Others know her as a TV personality with a resume that includes co-hosting The View, hosting her own talk show, Carnie!, as well as Bottom Line's Secret Food Cures, and acting on Sabrina, the Teenage Witch. She also does radio and TV voiceovers, is a published author of autobiographies and a cookbook, a Playboy model and a motivational speaker for health and Morbid Obesity issues.
Carnie, in her own words, is simply "a go-getter." "I like to work," she explains. "I don't like to stop moving -- like a shark! But at the same time, I never do something unless my heart's in it. I can't be fake. I really go by instinct, and it seems like everything I do has to have some kind of message behind it."
People have actually been enjoying Carnie in a variety of arenas for nearly two decades now. Music, of course, was a given considering her surroundings while growing up. "When I was five or six, we started performing for the family," she recalls. "We'd have little concerts and charge five cents. Everyone would come into the living room and we'd stand on the fireplace and perform. It was a natural thing to do."
Showing off the combined genes of the Beach Boys and the Mamas and the Papas, Wilson Phillips debuted at No. 1 in 1990 with their first single, "Hold On" -- the Billboard Music Award winner for Hot 100 Single of the Year -- selling more than 11 million copies of their three albums and producing six Top 20 singles. Carnie's voice has also graced albums by her father as well as by James Ingram, Belinda Carlisle, Billy Idol and the late Robert Palmer. In 2006, shortly after the birth of her daughter Lola Sofia, she recorded A Mother's Gift: Lullabies From the Heart, which featured a combination of originals and covers.

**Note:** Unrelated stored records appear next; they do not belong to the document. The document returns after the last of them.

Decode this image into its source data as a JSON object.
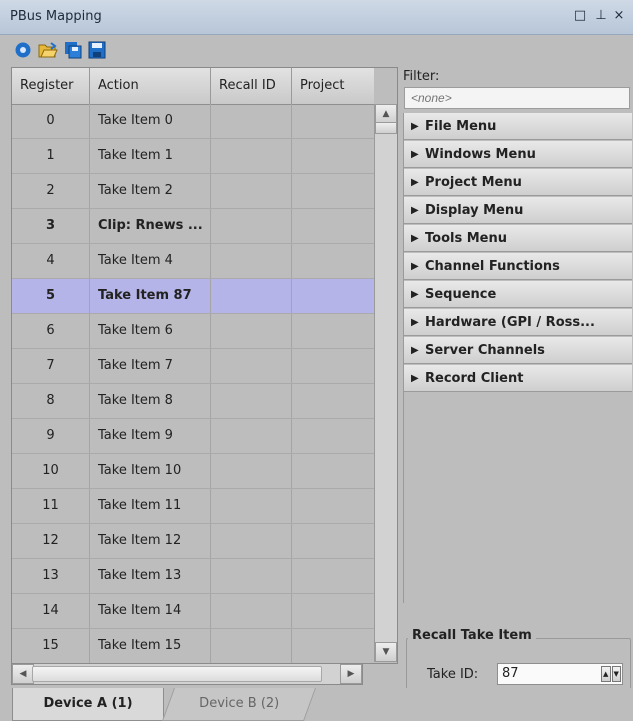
{
  "window": {
    "title": "PBus Mapping"
  },
  "toolbar": {
    "icons": [
      "settings-gear-icon",
      "open-folder-icon",
      "save-copy-icon",
      "save-icon"
    ],
    "colors": {
      "accent": "#1f6fc9",
      "folder": "#e8b83a"
    }
  },
  "grid": {
    "columns": [
      "Register",
      "Action",
      "Recall ID",
      "Project"
    ],
    "rows": [
      {
        "register": "0",
        "action": "Take Item 0",
        "bold": false,
        "selected": false
      },
      {
        "register": "1",
        "action": "Take Item 1",
        "bold": false,
        "selected": false
      },
      {
        "register": "2",
        "action": "Take Item 2",
        "bold": false,
        "selected": false
      },
      {
        "register": "3",
        "action": "Clip: Rnews ...",
        "bold": true,
        "selected": false
      },
      {
        "register": "4",
        "action": "Take Item 4",
        "bold": false,
        "selected": false
      },
      {
        "register": "5",
        "action": "Take Item 87",
        "bold": true,
        "selected": true
      },
      {
        "register": "6",
        "action": "Take Item 6",
        "bold": false,
        "selected": false
      },
      {
        "register": "7",
        "action": "Take Item 7",
        "bold": false,
        "selected": false
      },
      {
        "register": "8",
        "action": "Take Item 8",
        "bold": false,
        "selected": false
      },
      {
        "register": "9",
        "action": "Take Item 9",
        "bold": false,
        "selected": false
      },
      {
        "register": "10",
        "action": "Take Item 10",
        "bold": false,
        "selected": false
      },
      {
        "register": "11",
        "action": "Take Item 11",
        "bold": false,
        "selected": false
      },
      {
        "register": "12",
        "action": "Take Item 12",
        "bold": false,
        "selected": false
      },
      {
        "register": "13",
        "action": "Take Item 13",
        "bold": false,
        "selected": false
      },
      {
        "register": "14",
        "action": "Take Item 14",
        "bold": false,
        "selected": false
      },
      {
        "register": "15",
        "action": "Take Item 15",
        "bold": false,
        "selected": false
      }
    ],
    "selected_color": "#b4b4e8"
  },
  "filter": {
    "label": "Filter:",
    "placeholder": "<none>"
  },
  "categories": [
    "File Menu",
    "Windows Menu",
    "Project Menu",
    "Display Menu",
    "Tools Menu",
    "Channel Functions",
    "Sequence",
    "Hardware (GPI / Ross...",
    "Server Channels",
    "Record Client"
  ],
  "recall": {
    "title": "Recall Take Item",
    "take_id_label": "Take ID:",
    "take_id_value": "87"
  },
  "tabs": {
    "a": "Device A (1)",
    "b": "Device B (2)"
  }
}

Her TV career has also included a correspondent gig on Entertainment Tonight, stints on VH1's Celebrity Fit Club and That 70s Show. Her published works include two memoirs -- 2001's Gut Feeling and 2003's I'm Still Hungry-- as well as the cookbook To Serve With Love in 2005.
Suffering from a lifelong battle with Morbid Obesity, Carnie chose not to hide it like some celebrities might but instead turned her struggle into a vehicle to inspire others. Her cybercast gastric bypass surgery in 1999 drew more than 2.5 million hits and attracted worldwide media attention. Since then Carnie has spoken extensively about Morbid Obesity and regularly contributes her message on Lite And Hope's official web site and via her online Carnie Wilson Obesity Support Group.
In 2017, Wilson founded her own bite-sized gourmet bakery, Love Bites by Carnie.